Stevie me fait goûter une cuillère de vinaigre de cidre infusé au bois de hêtre (une idée de son contact au fumoir). Soudain, il se rappelle pourquoi je suis venue.
« Ah oui, tu es venue pour faire du garum. C’est parti. »
Le chef m’embarque dans les cuisines de son restau pour me dévoiler les secrets de cette sauce de poisson utilisée il y a plusieurs siècles par les Romains. La recette est simple : des intestins de poissons, de l’orge, du sel et de l’eau.
Je lui demande d’où lui est venue l’idée de faire ce qu’il décrit comme « une sorte de ketchup de l’Antiquité. »
« J’ai testé quelques recettes en utilisant par exemple le jus qui sort du poisson quand on le sale », m’explique Stevie. « Mais finalement j’ai repris la recette de René Redzepi, ou plutôt celle de son labo, en l’adaptant. J’utilise des enzymes plutôt que des bactéries. Donc mon garum ne fermente pas, on le fait vieillir à haute température. »
La leçon de petit chimiste peut commencer. Stevie commence par me montrer un bol plein de grains d’orge.
« On les inocule avec de l’aspergillus [une espèce de champignon] qui va se développer à la surface des grains. Il produit des enzymes qui seront ajoutées au mélange de poisson, de sel et d’eau. Quand on met le bocal à vieillir à 60°, l’aspergillus meurt mais les enzymes qui se nourrissent d’amidon et de protéines survivent, ce qui crée un liquide riche, dense et incroyable. »

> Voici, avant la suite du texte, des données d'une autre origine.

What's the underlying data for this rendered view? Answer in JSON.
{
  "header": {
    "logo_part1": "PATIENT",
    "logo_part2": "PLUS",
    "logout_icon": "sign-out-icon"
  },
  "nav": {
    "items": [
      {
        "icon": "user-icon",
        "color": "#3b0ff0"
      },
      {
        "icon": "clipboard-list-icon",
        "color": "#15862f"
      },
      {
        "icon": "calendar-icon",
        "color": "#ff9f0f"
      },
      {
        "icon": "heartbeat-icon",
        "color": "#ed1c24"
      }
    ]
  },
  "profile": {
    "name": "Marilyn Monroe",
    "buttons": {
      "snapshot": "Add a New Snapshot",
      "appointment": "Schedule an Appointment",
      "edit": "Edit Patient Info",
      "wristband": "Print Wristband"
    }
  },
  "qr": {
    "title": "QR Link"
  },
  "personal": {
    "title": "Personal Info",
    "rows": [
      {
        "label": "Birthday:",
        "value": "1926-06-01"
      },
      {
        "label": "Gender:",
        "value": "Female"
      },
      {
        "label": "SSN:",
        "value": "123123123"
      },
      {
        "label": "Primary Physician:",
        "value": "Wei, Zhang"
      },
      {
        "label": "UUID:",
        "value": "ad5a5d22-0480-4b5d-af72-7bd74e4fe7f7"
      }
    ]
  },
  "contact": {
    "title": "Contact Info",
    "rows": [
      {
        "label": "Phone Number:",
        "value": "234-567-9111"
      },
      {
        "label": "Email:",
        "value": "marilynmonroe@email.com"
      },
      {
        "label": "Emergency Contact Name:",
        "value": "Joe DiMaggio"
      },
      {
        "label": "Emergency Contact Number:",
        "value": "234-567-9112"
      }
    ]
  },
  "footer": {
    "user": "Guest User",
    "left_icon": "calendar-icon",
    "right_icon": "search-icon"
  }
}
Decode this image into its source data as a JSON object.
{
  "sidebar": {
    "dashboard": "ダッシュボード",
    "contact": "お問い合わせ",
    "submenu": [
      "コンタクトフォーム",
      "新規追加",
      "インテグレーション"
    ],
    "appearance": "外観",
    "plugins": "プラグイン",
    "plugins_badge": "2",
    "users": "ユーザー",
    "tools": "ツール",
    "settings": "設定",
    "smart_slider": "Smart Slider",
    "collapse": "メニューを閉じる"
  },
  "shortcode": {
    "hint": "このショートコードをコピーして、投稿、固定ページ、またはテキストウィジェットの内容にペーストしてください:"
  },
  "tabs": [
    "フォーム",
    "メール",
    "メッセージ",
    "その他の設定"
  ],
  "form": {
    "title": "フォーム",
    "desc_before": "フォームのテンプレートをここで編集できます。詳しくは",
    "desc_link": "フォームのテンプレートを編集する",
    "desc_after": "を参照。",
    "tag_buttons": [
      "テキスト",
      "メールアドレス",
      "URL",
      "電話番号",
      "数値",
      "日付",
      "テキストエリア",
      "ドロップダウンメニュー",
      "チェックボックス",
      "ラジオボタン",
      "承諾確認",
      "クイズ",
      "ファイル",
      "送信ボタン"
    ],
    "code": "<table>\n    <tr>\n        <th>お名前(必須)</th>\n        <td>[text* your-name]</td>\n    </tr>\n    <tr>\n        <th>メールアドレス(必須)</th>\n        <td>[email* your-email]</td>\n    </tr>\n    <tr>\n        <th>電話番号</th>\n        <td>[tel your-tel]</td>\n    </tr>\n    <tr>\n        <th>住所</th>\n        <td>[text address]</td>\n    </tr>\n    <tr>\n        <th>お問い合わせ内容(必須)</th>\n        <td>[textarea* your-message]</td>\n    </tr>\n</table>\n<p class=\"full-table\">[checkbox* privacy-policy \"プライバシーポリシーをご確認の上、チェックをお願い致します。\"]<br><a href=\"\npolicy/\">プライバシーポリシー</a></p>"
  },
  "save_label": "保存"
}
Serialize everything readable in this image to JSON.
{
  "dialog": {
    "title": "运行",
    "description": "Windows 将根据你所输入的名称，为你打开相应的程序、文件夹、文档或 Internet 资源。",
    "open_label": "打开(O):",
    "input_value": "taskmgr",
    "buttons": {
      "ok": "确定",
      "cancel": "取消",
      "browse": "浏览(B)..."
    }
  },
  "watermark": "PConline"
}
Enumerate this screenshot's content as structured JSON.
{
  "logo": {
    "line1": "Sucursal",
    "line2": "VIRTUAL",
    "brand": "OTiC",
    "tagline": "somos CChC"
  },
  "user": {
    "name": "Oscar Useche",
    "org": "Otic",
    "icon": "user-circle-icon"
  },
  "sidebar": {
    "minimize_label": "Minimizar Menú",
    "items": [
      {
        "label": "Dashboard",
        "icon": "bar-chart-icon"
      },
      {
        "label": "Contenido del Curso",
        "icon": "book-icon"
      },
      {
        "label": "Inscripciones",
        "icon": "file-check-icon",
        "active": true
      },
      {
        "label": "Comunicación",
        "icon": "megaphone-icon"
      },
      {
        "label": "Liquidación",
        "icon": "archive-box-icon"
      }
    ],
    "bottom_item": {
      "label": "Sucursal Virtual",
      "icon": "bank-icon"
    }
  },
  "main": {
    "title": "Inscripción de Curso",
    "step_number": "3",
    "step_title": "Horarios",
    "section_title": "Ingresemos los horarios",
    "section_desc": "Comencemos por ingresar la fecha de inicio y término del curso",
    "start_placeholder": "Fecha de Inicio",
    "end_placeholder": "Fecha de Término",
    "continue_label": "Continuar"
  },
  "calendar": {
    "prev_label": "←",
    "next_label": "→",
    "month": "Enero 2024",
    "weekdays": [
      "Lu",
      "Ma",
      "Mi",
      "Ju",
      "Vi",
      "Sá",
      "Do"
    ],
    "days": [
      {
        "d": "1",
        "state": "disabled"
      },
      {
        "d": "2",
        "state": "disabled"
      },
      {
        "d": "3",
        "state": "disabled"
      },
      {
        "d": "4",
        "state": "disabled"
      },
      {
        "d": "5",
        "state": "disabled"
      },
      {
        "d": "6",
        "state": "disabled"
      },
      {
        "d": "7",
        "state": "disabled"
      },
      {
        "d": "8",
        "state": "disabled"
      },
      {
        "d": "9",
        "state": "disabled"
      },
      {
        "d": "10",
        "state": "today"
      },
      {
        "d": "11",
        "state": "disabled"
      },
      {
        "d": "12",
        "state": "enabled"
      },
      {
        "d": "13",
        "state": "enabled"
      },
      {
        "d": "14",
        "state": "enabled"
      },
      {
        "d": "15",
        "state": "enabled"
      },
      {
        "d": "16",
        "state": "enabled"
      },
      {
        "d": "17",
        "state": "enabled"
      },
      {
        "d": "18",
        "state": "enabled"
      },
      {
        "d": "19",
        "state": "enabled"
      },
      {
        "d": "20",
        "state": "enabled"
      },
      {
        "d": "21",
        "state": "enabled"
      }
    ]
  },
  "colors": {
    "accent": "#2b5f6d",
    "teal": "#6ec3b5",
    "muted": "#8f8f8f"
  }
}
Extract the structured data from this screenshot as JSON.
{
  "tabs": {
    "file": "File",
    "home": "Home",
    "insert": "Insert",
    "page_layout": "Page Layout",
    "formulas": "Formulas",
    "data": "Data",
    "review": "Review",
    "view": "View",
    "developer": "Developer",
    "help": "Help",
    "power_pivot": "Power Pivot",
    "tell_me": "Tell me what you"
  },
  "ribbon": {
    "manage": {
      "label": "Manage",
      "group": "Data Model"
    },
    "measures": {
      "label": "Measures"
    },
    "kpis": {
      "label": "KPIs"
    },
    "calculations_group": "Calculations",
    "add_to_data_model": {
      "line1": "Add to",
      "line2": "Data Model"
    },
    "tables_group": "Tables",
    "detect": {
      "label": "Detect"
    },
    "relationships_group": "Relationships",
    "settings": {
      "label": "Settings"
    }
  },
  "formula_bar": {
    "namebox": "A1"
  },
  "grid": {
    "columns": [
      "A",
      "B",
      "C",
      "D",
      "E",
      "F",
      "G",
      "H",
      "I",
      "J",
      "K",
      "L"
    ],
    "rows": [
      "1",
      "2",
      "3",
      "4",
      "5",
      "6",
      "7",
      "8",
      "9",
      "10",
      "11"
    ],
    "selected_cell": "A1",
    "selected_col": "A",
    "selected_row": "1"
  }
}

Étape suivante : les intestins.
Stevie m’explique que le garum qu’il va préparer aujourd’hui est au calamar, mais il utilise aussi de la seiche et du maquereau.
Alors qu’il presse la matière grisâtre et l’orge entre ses doigts, il continue de m’expliquer : « Il suffit de tout hacher – les mauvais morceaux, les yeux, les boyaux, l’encre, les tentacules bizarres… ».
Sympa.
« On essaye souvent d’utiliser des produits qui finiraient normalement à la poubelle. Comme ça, on a directement les ingrédients à portée de main », poursuit Stevie. « Bon, ça semble logique d’avoir du sel et de l’eau. Et on a déjà également le koji (les grains d’orge recouverts d’aspergillus) puisqu’on prépare déjà du miso ici. »
Il suffit ensuite d’ajouter de l’eau et du sel avant de transvaser le mélange dans un bocal à confiture. Stevie n’a besoin que de quelques minutes pour préparer la substance mais il faudra encore attendre dix semaines dans une pièce chauffée à 60° pour que le garum soit fin prêt.
Du coup, pourquoi s’embêter à le fabriquer soi-même ?
Stevie justifie cette obsession : « Je n’aime pas utiliser des préparations dont je ne connais pas la provenance ou la composition. Si j’achète un produit tout prêt, je n’ai aucune relation avec lui. »
« Et puis, notre garum est meilleure qu’une sauce de poisson. Il est plus complexe et c’est une sauce très umami qui se marie mieux que tout autre avec de la viande ou des légumes. Vous pouvez par exemple en mélanger une cuillère avec du beurre et le servir avec un steak. Ce soir, on a mis une sorte de tartare au menu avec une émulsion au garum. Et j’imagine déjà un mariage tofu – garum. »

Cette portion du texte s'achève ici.